NOTE: The line breaks are to make the code more readable. The > prompt is a sub-prompt printed by the shell, telling me that the shell understands that my \ character on the end of my input denotes that I'm not done entering my command. You wouldn't actually type the > character yourself.

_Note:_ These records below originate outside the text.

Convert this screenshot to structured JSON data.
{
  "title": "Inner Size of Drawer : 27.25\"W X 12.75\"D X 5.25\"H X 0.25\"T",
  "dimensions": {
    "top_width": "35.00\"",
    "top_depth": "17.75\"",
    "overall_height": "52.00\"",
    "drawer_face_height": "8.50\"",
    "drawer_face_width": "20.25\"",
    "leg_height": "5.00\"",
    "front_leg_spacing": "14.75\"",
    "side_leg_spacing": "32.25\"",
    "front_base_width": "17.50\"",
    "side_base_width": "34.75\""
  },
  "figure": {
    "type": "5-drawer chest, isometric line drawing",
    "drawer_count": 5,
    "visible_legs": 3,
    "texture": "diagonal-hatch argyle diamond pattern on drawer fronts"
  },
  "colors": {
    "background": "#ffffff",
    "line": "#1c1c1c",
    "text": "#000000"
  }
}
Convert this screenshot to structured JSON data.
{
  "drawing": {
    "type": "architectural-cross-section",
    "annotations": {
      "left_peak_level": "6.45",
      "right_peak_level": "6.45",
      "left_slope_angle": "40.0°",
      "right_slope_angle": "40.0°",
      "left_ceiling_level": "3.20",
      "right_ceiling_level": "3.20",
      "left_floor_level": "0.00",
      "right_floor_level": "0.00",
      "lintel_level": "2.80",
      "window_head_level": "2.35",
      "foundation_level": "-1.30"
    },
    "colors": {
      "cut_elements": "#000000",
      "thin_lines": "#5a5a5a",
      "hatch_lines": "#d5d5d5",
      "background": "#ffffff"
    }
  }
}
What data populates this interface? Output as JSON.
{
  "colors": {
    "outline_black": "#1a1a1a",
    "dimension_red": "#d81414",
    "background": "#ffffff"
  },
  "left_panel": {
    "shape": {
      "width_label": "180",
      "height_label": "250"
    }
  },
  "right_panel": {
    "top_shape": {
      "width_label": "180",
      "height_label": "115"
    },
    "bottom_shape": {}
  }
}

What does this command do? It searches through /etc/passwd searching for any user with a user ID number between 108 and 110 inclusively, then pulls from their user record what their login shell is, puts the login shells into a list, sorts the list, and then removes duplicate entries. Here's a breakdown:

seq 108 110

$ seq 108 110
108
109
110

for uid in $(seq 108 110); do \
   ... ; \
done

$ for uid in $(seq 108 110); do \
  echo "PROCESSING UID: ${uid}" ; \
done
PROCESSING UID: 108
PROCESSING UID: 109
PROCESSING UID: 110

for uid in $(seq 108 110); do \
  grep "^[^:]*:[^:]*:${uid}:" /etc/passwd ; \
done

$ for uid in $(seq 108 110); do \
>   grep "^[^:]*:[^:]*:${uid}:" /etc/passwd ; \
> done
sshd:x:108:65534::/var/run/sshd:/usr/sbin/nologin
colord:x:109:116:colord colour management daemon,,,:
/var/lib/colord:/bin/false
statd:x:110:65534::/var/lib/nfs:/bin/false

for uid in $(seq 108 110); do \
  grep "^[^:]*:[^:]*:${uid}:" /etc/passwd ; \
done \
| awk -F: '{print $7}'

$ for uid in $(seq 108 110); do \
>   grep "^[^:]*:[^:]*:${uid}:" /etc/passwd ; \
> done \
> | awk -F: '{print $7}'
/usr/sbin/nologin
/bin/false
/bin/false

for uid in $(seq 108 110); do \
  grep "^[^:]*:[^:]*:${uid}:" /etc/passwd ; \
done \
| awk -F: '{print $7}' \
| sort \
| uniq

list_of_user_shells=$(\
  for uid in $(seq 108 110); do \
    grep "^[^:]*:[^:]*:${uid}:" /etc/passwd ; \
  done \
  | awk -F: '{print $7}' \
  | sort \
  | uniq \
  )

Whenever a program exits it returns an exit code to the shell. An exit code of 0 means that the program exited normally. A non-zero exit code means that an error occurred. This is useful information for building conditional commands that may change behavior depending on what errors arise. For instance, the make command will execute a list of commands in a file named Makefile, and exit the first time it encounters an error. Makefiles are often used to generate programs and content. But for now, it's sufficient for you to know that exit codes exist and that they are useful.